John the Baptist’s preaching of repentance had its roots in the prophetic call for such a whole-hearted return to the Lord.  His dress and ascetic lifestyle, neither eating meat nor drinking wine, link him with earlier prophetic figures. His location in the wilderness recalled the desert wanderings of Israel when God gave them the law and formed them as his own people. The Jordan recalled their entry into in the promised land and its waters those over which the Spirit hovered in creation. 

There was, too, some precedent for his practice of baptizing people – Pharisees did something like this with Gentiles preparing for conversion to Judaism and the Qumran community included it in its rituals. But John’s use of it as a sign of repentance for ordinary people, in preparation for the coming of the Messiah, seems to have been both unique and to have been a powerful draw – even if “the whole Judean countryside and all the people of Jerusalem” going out to him is a bit of an exaggeration. For Mark, the stir created by John is a foretaste of the mission to the whole world which we hear of at the end of the gospel (13.10). 

Many submit themselves to John’s baptism to acknowledge their sins and turn back to God, but this is not the main event. The words of the Baptist shift attention from himself to the mightier one who would come after him.  For all the greatness of the Baptist, the messenger of God sent to prepare the way of the Lord, a gulf lies between messenger and the one he announces.   Untying the master’s sandals was the demeaning task required of a slave.  To be unworthy of even such a task was to lower oneself below the status of a slave.  John looks back, “I have baptized you with waer,” and forward, “but he will baptize you with the Holy Spirit.”    

It is now that Jesus appears and goes down into the waters of the Jordan.  As he emerges from the waters, he sees and hears something unique:  the heavens torn open in revelation, the Spirit descending, and the voice of God, “You are my Son, the Beloved; with you I am well-pleased.” 

Here we glimpse the relationship between Father, Son and Spirit in the Trinity; that relationship into which we are baptized, “In the Name of the Father, and the Son and the Holy Spirit.”

In the baptism service, as we will be reminded at the Easter renewal of baptismal vows, we: 

  • Reject the devil and all rebellion against God;
  • Renounce the deceit and corruption of evil;
  • Repent of the sins that separate us from God and neighbour. 

But then, the priest asks: 

  • Do you turn to Christ as Saviour?
  • Do you submit to Christ as Lord?
  • Do you come to Christ, the way, the truth and the life? 

Baptism means not just a negative rejection and renunciation, but a positive acceptance and entry into a new life in which we are enabled by the Spirit to share in the relationship which Jesus has with the Father – the relationship of the Beloved. 

Midway, through the Gospel of Mark, the heavens will be opened again, this time on the Mount of Transfiguration.
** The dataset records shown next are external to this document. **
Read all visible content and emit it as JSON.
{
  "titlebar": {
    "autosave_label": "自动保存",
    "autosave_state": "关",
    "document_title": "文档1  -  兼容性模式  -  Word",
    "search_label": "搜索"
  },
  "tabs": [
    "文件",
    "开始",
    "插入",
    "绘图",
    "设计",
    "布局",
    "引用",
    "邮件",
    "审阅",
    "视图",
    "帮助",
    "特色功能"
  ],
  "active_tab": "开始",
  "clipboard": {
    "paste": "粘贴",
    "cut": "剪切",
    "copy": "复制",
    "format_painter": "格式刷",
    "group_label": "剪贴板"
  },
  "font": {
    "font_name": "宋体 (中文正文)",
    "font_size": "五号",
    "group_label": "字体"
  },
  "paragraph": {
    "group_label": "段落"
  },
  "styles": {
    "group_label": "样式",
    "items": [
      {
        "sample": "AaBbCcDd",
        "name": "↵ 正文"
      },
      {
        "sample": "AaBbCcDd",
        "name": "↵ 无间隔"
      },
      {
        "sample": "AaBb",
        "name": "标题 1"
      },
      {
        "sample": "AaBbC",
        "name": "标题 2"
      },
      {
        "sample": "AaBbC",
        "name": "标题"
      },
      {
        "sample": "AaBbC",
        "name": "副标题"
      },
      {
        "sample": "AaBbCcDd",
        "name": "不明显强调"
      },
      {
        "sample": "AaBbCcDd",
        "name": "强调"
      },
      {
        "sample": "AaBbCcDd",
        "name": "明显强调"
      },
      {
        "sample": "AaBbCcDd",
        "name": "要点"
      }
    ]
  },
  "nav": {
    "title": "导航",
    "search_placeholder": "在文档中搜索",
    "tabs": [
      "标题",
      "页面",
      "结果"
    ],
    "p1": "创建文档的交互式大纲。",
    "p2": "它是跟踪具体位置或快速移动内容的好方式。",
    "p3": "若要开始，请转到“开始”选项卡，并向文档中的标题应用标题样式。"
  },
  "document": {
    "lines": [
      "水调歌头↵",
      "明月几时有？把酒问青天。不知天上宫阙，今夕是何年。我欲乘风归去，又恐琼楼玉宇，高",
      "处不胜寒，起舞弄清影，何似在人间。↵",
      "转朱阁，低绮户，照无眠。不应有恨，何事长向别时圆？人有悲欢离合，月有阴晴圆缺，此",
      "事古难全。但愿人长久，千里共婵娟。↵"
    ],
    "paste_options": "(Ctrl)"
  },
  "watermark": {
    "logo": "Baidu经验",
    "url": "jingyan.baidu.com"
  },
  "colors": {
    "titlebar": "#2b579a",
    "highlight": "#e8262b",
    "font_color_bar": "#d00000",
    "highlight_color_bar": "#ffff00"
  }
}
This time the disciples who are with Jesus will hear the voice from heaven which declares:  “This is my beloved Son,” and then goes on to say, “Listen to him.” 

Mark writes his gospel and we hear and read, as we will be doing at Mass on most Sundays this year, so that we might do just that; so that we might not only turn away from sin and evil – a continuing necessity of which we are reminded each time we come to Mass by the confession and absolution at the beginning – perhaps that’s why some people are always late!  We need, too, the positive grace of scripture and sacrament, worship and prayer, preaching and teaching, through which the Holy Spirit completes the “heavenly work of our rebirth” and we are helped to be faithful to our calling as “God’s adopted children.”  So, if we are looking for a New Year’s resolution, there’s more than enough there for us.